Samoan Governor Togiola stated that:

"We are watching our economy burn down. We know what to do to stop it. We need to bring the aggressive wage costs decreed by the Federal Government under control. But we are ordered not to interfere".

"Our job market is being torched. Our businesses are being depressed. Our hope for growth has been driven away"

"After three increments of $.50 to the minimum wages in American Samoa, a cannery that once employed over 2,000 people closed; thousands of jobs had been lost at all levels of employment in American Samoa". (Two tuna canning accounted for the bulk of American Samoa's economy. One shut down after the increase in minimum wages).

Governor Togiola stressed that a recent report from the GAO, which found that increases in the minimum wage had badly damaged the local economy, was in fact understated:

"I remain concerned that this GAO report does not adequately, succinctly or clearly convey the magnitude of the worsening economic disaster in American Samoa that has resulted primarily from the imposition of the 2007 US minimum wage mandate"

"its [the GAO's] own data demonstrates that workers and major employers fault the minimum wage for adverse economic effects to date and expect economic conditions to worsen primarily as a result of continuing increases in the minimum wage."

He concluded by saying:

"NO ONE IS WILLING TO INVEST IN THIS KIND OF BUSINESS CLIMATE"
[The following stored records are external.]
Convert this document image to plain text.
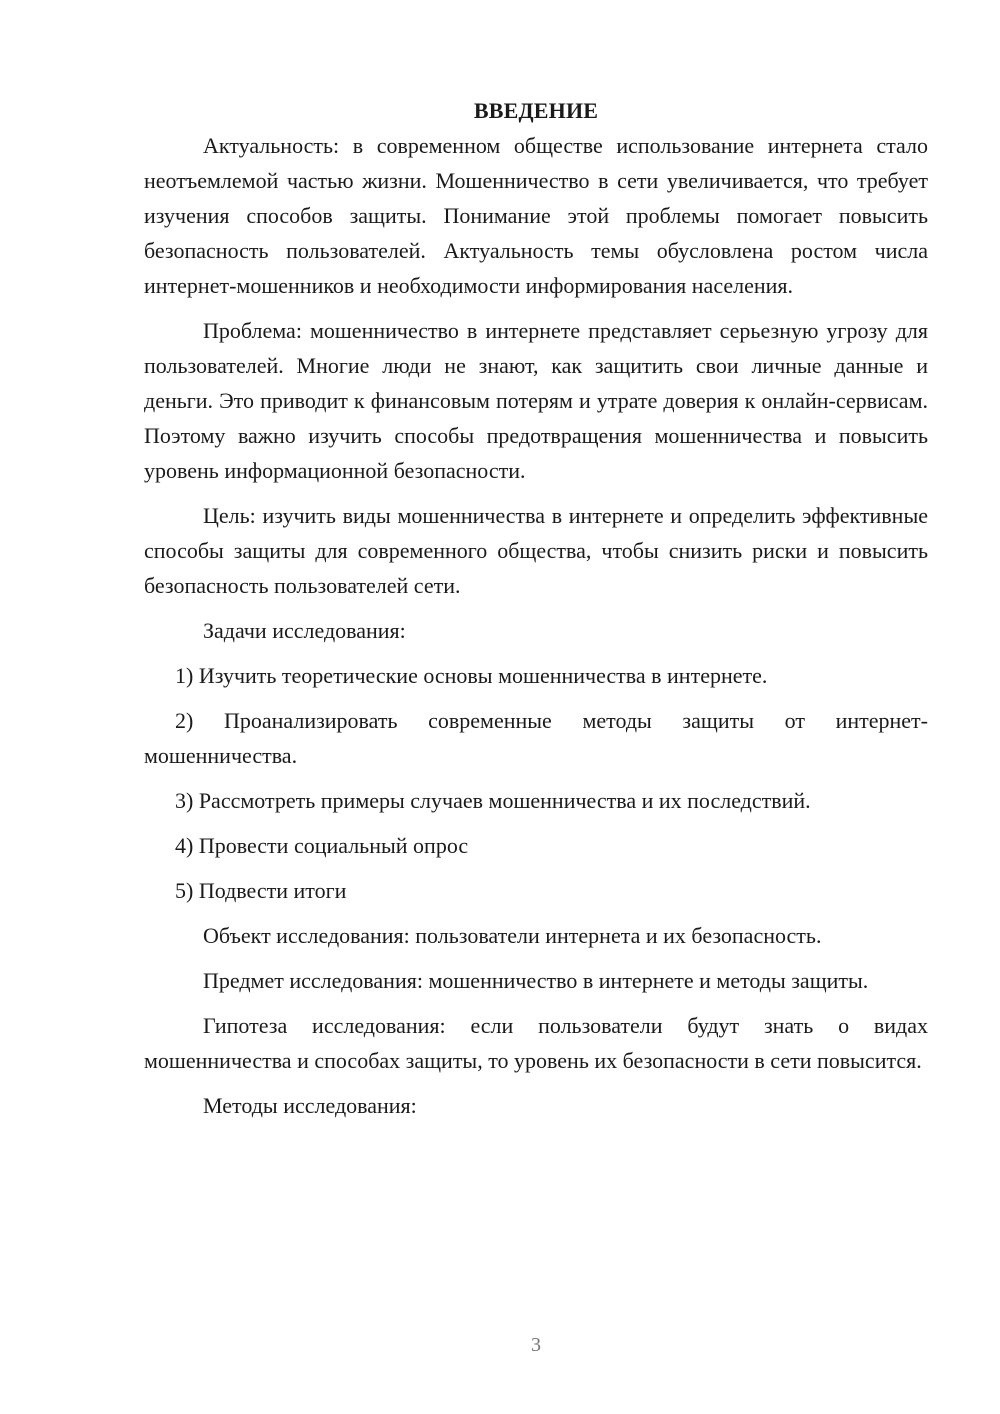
ВВЕДЕНИЕ

Актуальность: в современном обществе использование интернета стало неотъемлемой частью жизни. Мошенничество в сети увеличивается, что требует изучения способов защиты. Понимание этой проблемы помогает повысить безопасность пользователей. Актуальность темы обусловлена ростом числа интернет-мошенников и необходимости информирования населения.

Проблема: мошенничество в интернете представляет серьезную угрозу для пользователей. Многие люди не знают, как защитить свои личные данные и деньги. Это приводит к финансовым потерям и утрате доверия к онлайн-сервисам. Поэтому важно изучить способы предотвращения мошенничества и повысить уровень информационной безопасности.

Цель: изучить виды мошенничества в интернете и определить эффективные способы защиты для современного общества, чтобы снизить риски и повысить безопасность пользователей сети.

Задачи исследования:

1) Изучить теоретические основы мошенничества в интернете.

2) Проанализировать современные методы защиты от интернет-мошенничества.

3) Рассмотреть примеры случаев мошенничества и их последствий.

4) Провести социальный опрос

5) Подвести итоги

Объект исследования: пользователи интернета и их безопасность.

Предмет исследования: мошенничество в интернете и методы защиты.

Гипотеза исследования: если пользователи будут знать о видах мошенничества и способах защиты, то уровень их безопасности в сети повысится.

Методы исследования:

3
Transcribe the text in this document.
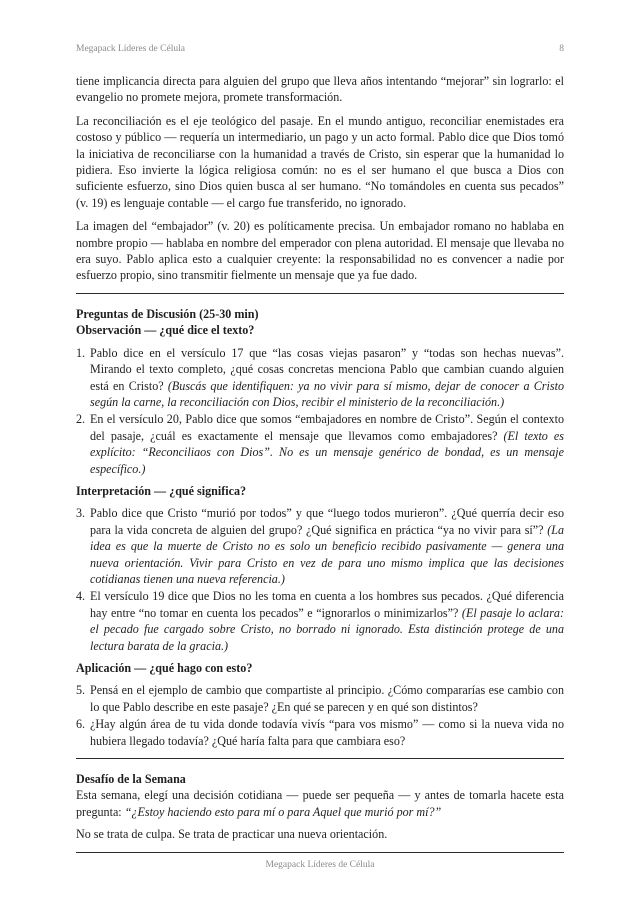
Megapack Líderes de Célula	8

tiene implicancia directa para alguien del grupo que lleva años intentando “mejorar” sin lograrlo: el evangelio no promete mejora, promete transformación.

La reconciliación es el eje teológico del pasaje. En el mundo antiguo, reconciliar enemistades era costoso y público — requería un intermediario, un pago y un acto formal. Pablo dice que Dios tomó la iniciativa de reconciliarse con la humanidad a través de Cristo, sin esperar que la humanidad lo pidiera. Eso invierte la lógica religiosa común: no es el ser humano el que busca a Dios con suficiente esfuerzo, sino Dios quien busca al ser humano. “No tomándoles en cuenta sus pecados” (v. 19) es lenguaje contable — el cargo fue transferido, no ignorado.

La imagen del “embajador” (v. 20) es políticamente precisa. Un embajador romano no hablaba en nombre propio — hablaba en nombre del emperador con plena autoridad. El mensaje que llevaba no era suyo. Pablo aplica esto a cualquier creyente: la responsabilidad no es convencer a nadie por esfuerzo propio, sino transmitir fielmente un mensaje que ya fue dado.

Preguntas de Discusión (25-30 min)
Observación — ¿qué dice el texto?
1. Pablo dice en el versículo 17 que “las cosas viejas pasaron” y “todas son hechas nuevas”. Mirando el texto completo, ¿qué cosas concretas menciona Pablo que cambian cuando alguien está en Cristo? (Buscás que identifiquen: ya no vivir para sí mismo, dejar de conocer a Cristo según la carne, la reconciliación con Dios, recibir el ministerio de la reconciliación.)
2. En el versículo 20, Pablo dice que somos “embajadores en nombre de Cristo”. Según el contexto del pasaje, ¿cuál es exactamente el mensaje que llevamos como embajadores? (El texto es explícito: “Reconciliaos con Dios”. No es un mensaje genérico de bondad, es un mensaje específico.)
Interpretación — ¿qué significa?
3. Pablo dice que Cristo “murió por todos” y que “luego todos murieron”. ¿Qué querría decir eso para la vida concreta de alguien del grupo? ¿Qué significa en práctica “ya no vivir para sí”? (La idea es que la muerte de Cristo no es solo un beneficio recibido pasivamente — genera una nueva orientación. Vivir para Cristo en vez de para uno mismo implica que las decisiones cotidianas tienen una nueva referencia.)
4. El versículo 19 dice que Dios no les toma en cuenta a los hombres sus pecados. ¿Qué diferencia hay entre “no tomar en cuenta los pecados” e “ignorarlos o minimizarlos”? (El pasaje lo aclara: el pecado fue cargado sobre Cristo, no borrado ni ignorado. Esta distinción protege de una lectura barata de la gracia.)
Aplicación — ¿qué hago con esto?
5. Pensá en el ejemplo de cambio que compartiste al principio. ¿Cómo compararías ese cambio con lo que Pablo describe en este pasaje? ¿En qué se parecen y en qué son distintos?
6. ¿Hay algún área de tu vida donde todavía vivís “para vos mismo” — como si la nueva vida no hubiera llegado todavía? ¿Qué haría falta para que cambiara eso?
Desafío de la Semana

Esta semana, elegí una decisión cotidiana — puede ser pequeña — y antes de tomarla hacete esta pregunta: “¿Estoy haciendo esto para mí o para Aquel que murió por mí?”

No se trata de culpa. Se trata de practicar una nueva orientación.

Megapack Líderes de Célula
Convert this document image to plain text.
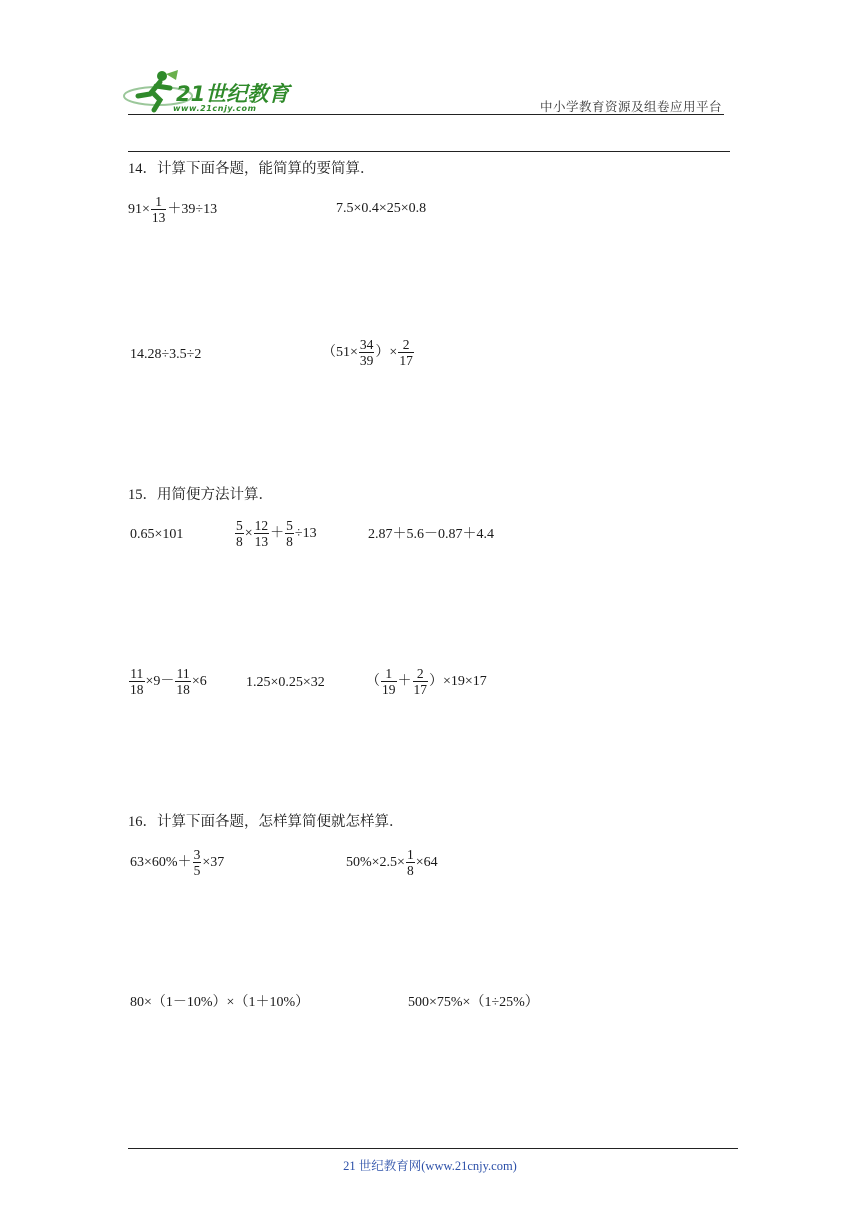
21世纪教育
www.21cnjy.com	中小学教育资源及组卷应用平台
14．计算下面各题，能简算的要简算．
$91\times \frac{1}{13} +39\div 13$	7.5×0.4×25×0.8
14.28÷3.5÷2	（$51\times \frac{34}{39}$ ）× $\frac{2}{17}$
15．用简便方法计算．
0.65×101	$\frac{5}{8} \times \frac{12}{13} + \frac{5}{8} \div 13$	2.87＋5.6－0.87＋4.4
$\frac{11}{18} \times 9- \frac{11}{18} \times 6$	1.25×0.25×32	（ $\frac{1}{19} + \frac{2}{17} )\times 19\times 17$
16．计算下面各题，怎样算简便就怎样算．
$63\times 60\%+ \frac{3}{5} \times 37$	$50\%\times 2.5\times \frac{1}{8} \times 64$
80×（1－10%）×（1＋10%）	500×75%×（1÷25%）
21 世纪教育网(www.21cnjy.com)
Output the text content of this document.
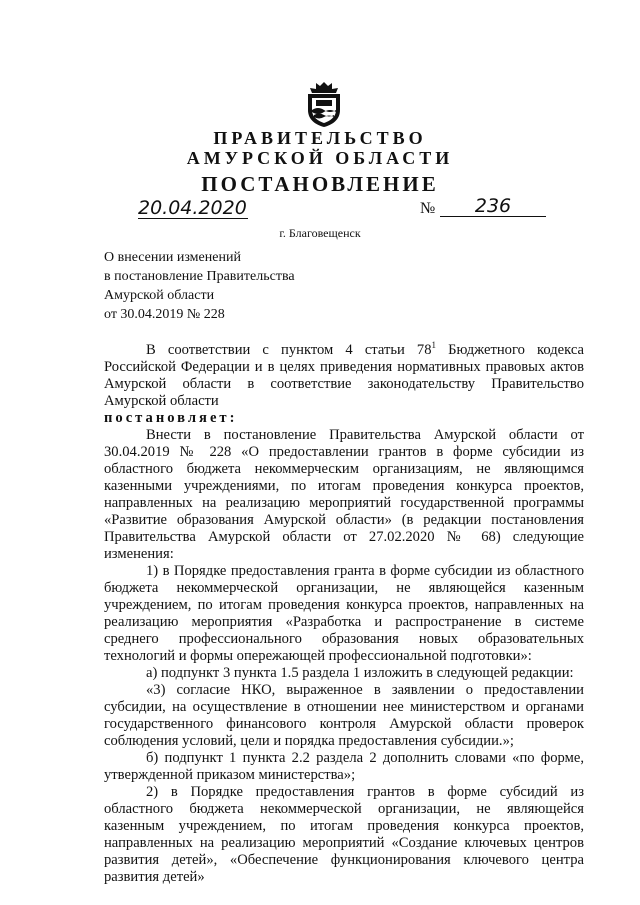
ПРАВИТЕЛЬСТВО
АМУРСКОЙ ОБЛАСТИ
ПОСТАНОВЛЕНИЕ
20.04.2020	№	236
г. Благовещенск
О внесении изменений
в постановление Правительства
Амурской области
от 30.04.2019 № 228

В соответствии с пунктом 4 статьи $78^1$ Бюджетного кодекса Российской Федерации и в целях приведения нормативных правовых актов Амурской области в соответствие законодательству Правительство Амурской области

постановляет:

Внести в постановление Правительства Амурской области от 30.04.2019 № 228 «О предоставлении грантов в форме субсидии из областного бюджета некоммерческим организациям, не являющимся казенными учреждениями, по итогам проведения конкурса проектов, направленных на реализацию мероприятий государственной программы «Развитие образования Амурской области» (в редакции постановления Правительства Амурской области от 27.02.2020 № 68) следующие изменения:

1) в Порядке предоставления гранта в форме субсидии из областного бюджета некоммерческой организации, не являющейся казенным учреждением, по итогам проведения конкурса проектов, направленных на реализацию мероприятия «Разработка и распространение в системе среднего профессионального образования новых образовательных технологий и формы опережающей профессиональной подготовки»:

а) подпункт 3 пункта 1.5 раздела 1 изложить в следующей редакции:

«3) согласие НКО, выраженное в заявлении о предоставлении субсидии, на осуществление в отношении нее министерством и органами государственного финансового контроля Амурской области проверок соблюдения условий, цели и порядка предоставления субсидии.»;

б) подпункт 1 пункта 2.2 раздела 2 дополнить словами «по форме, утвержденной приказом министерства»;

2) в Порядке предоставления грантов в форме субсидий из областного бюджета некоммерческой организации, не являющейся казенным учреждением, по итогам проведения конкурса проектов, направленных на реализацию мероприятий «Создание ключевых центров развития детей», «Обеспечение функционирования ключевого центра развития детей»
http://www.acton.org/pub/commentary/2011/07/06/minimum-wage-law-backfires-american-samoa
Craig Hollins said…
Your arguments would be compelling if it wasn't selecting probably the ONLY economy that stuffed up the minimum wage equation. And do you know how big Samoa is? Drawing conclusions from Samoa and trying to extrapolate them to the US is like saying it's chilly therefore global warming is crap. How about looking at the dozens of other economies where the minimum wage equation works quite nicely.
Most mainstream economists discount the supply and demand concept when applied to minimum wage because it fails to take into account the myriad of other factors that weigh on the equation. In other words, increasing the cost of labour doesn't decrease the demand for it, rather the opposite. It also increases the supply which gets people off benefits - another positive outcome.
Exactly what does the US export these days? Entertainment, weapons, intellectual property? None of these industries employ many minimum wage people. Manufacturing, agriculture, mining etc are all industries suffering major trade imbalance.
Now look at your minimum wage jobs - the majority are in the service industries. Restaurant staff, hotel staff, gardeners, cleaners etc. How are they going to impact exports?
If you wish to make your exports more affordable, devise a policy to lower the value of the dollar. That will make your goods cheaper and more competitive.
By not setting a decent minimum wage you are losing the economic input of a significant proportion of people who simply can't be bothered working for a paltry wage. Even worse, you are forcing people that do want to work to barely subsist all in the name of capitalism.
And that is the same capitalism which heavily subsidises the failing industries using the taxes raised on mainly on low wage workers. Is that smart?
Max P said…
Good idea Craig, in fact let's really kick poverty's a** and increase the minimum wage to $1000/hr. Just don't complain when the unemployment rate spikes to 90% and your McDonald's hamburger costs $400.